Arkabutla is a census-designated place and unincorporated community in Tate County, Mississippi, United States. Arkabutla is located approximately 9 mi west of Coldwater and approximately 9 mi north of Strayhorn. It also lies approximately 4 mi south of the dam at Arkabutla Lake. Although an unincorporated community, it has a post office and a zip code of 38602.

The community derives its name from Arkabutla Creek.

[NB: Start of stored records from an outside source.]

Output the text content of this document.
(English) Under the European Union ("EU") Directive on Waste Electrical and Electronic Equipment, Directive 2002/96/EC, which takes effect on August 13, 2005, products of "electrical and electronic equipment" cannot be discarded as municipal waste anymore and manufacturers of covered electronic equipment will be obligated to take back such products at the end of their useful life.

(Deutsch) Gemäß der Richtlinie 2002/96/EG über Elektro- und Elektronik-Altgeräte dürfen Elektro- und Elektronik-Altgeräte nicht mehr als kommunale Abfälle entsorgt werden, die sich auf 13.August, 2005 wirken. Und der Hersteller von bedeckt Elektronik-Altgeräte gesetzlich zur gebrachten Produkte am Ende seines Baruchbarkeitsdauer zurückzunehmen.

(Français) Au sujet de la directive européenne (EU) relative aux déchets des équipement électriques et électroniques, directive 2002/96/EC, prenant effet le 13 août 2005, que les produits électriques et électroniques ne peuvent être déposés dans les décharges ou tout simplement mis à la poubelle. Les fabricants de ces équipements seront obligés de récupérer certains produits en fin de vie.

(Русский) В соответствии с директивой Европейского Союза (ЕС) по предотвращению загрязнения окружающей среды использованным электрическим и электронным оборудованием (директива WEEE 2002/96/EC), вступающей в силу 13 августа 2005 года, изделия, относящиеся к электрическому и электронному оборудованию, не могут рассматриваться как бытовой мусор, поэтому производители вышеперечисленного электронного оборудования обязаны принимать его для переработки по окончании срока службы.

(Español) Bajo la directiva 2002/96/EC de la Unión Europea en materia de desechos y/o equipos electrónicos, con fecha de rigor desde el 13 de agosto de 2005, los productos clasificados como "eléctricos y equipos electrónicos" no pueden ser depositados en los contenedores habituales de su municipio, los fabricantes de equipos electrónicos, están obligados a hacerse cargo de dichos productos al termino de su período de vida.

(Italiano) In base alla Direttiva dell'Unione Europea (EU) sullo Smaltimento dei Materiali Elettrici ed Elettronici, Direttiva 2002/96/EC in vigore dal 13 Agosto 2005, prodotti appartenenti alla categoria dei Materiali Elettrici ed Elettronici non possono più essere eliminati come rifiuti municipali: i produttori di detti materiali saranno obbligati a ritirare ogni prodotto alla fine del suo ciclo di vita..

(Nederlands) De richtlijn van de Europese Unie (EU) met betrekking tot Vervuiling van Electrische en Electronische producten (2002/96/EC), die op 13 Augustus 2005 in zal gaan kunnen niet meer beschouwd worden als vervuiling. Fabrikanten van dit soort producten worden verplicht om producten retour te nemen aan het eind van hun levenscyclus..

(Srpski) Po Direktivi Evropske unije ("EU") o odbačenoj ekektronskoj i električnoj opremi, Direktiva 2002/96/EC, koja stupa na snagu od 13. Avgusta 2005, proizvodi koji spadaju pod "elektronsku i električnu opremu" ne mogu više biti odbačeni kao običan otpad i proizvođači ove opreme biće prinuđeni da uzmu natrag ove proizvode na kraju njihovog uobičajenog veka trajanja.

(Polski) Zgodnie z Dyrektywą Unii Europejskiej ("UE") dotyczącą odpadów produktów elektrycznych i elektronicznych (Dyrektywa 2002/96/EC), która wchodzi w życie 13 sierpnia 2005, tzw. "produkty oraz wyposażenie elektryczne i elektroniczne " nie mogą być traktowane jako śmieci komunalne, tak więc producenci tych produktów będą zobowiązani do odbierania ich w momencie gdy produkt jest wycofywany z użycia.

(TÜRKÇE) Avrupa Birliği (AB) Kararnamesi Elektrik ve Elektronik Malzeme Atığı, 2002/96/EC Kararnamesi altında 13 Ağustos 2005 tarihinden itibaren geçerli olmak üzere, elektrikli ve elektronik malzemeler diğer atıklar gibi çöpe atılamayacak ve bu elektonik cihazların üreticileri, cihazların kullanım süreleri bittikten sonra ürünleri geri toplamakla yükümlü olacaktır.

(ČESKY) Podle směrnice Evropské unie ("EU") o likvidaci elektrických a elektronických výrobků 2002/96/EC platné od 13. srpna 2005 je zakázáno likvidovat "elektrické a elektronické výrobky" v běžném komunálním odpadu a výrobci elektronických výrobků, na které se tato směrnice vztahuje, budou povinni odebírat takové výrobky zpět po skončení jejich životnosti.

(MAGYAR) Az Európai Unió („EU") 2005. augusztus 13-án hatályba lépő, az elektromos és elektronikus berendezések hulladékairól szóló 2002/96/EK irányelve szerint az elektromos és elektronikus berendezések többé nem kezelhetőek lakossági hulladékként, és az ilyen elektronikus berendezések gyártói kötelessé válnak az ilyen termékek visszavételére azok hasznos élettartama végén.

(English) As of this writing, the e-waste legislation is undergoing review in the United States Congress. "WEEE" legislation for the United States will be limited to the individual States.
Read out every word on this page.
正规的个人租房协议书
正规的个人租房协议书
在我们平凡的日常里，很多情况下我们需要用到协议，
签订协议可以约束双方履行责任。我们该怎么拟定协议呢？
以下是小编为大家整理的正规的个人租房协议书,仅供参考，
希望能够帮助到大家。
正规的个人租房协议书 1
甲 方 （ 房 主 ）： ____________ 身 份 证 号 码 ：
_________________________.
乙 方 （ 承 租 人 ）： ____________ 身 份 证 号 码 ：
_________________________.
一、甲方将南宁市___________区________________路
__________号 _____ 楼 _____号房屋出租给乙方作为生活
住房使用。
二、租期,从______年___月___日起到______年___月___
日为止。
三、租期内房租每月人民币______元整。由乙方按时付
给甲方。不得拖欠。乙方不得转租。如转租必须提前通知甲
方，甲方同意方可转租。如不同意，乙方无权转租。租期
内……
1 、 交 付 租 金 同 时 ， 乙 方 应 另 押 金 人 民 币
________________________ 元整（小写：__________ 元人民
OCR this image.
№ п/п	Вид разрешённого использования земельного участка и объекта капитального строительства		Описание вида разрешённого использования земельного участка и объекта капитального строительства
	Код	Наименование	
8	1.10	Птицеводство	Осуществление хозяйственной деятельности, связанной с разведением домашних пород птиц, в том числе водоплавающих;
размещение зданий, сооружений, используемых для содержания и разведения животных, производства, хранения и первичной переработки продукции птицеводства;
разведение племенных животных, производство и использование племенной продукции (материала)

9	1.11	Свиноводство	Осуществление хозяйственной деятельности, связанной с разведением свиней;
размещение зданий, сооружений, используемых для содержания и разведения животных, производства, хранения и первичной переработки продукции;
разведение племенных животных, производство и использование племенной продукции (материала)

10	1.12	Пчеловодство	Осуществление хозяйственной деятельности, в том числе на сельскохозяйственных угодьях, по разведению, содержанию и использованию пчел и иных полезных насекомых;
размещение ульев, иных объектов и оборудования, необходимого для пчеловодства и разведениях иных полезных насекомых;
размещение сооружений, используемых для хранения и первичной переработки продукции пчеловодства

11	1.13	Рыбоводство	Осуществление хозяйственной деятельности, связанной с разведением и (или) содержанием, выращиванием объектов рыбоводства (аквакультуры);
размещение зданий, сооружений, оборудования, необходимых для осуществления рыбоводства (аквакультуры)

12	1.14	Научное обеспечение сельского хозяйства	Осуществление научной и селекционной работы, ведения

Per the 2020 Census, the population was 285.

==History==
===2023 shooting spree===

On February 17, 2023, six people were killed and a seventh person injured in a shooting spree at three homes and a convenience store in Arkabutla. The sole suspect, identified as 52-year-old Richard Dale Crum, was arrested by police at one of the homes, and he was charged with first-degree murder. One of the deceased victims was Crum's ex-wife.

==Demographics==

Arkabutla first appeared as a census designated place in the 2020 U.S. census.

Arkabutla CDP, Mississippi – Racial and ethnic composition Note: the US Census treats Hispanic/Latino as an ethnic category. This table excludes Latinos from the racial categories and assigns them to a separate category. Hispanics/Latinos may be of any race.
| Race / Ethnicity (NH = Non-Hispanic) | Pop 2020 | % 2020 |
|---|---|---|
| White alone (NH) | 237 | 83.16% |
| Black or African American alone (NH) | 27 | 9.47% |
| Native American or Alaska Native alone (NH) | 2 | 0.70% |
| Asian alone (NH) | 0 | 0.00% |
| Native Hawaiian or Pacific Islander alone (NH) | 0 | 0.00% |
| Other race alone (NH) | 1 | 0.35% |
| Mixed race or Multiracial (NH) | 13 | 4.56% |
| Hispanic or Latino (any race) | 5 | 1.75% |
| Total | 285 | 100.00% |

Historical population
| Census | Pop. | Note | %± |
| 2020 | 285 |  | — |
U.S. Decennial Census 2020

==Education==
It is in the Tate County School District.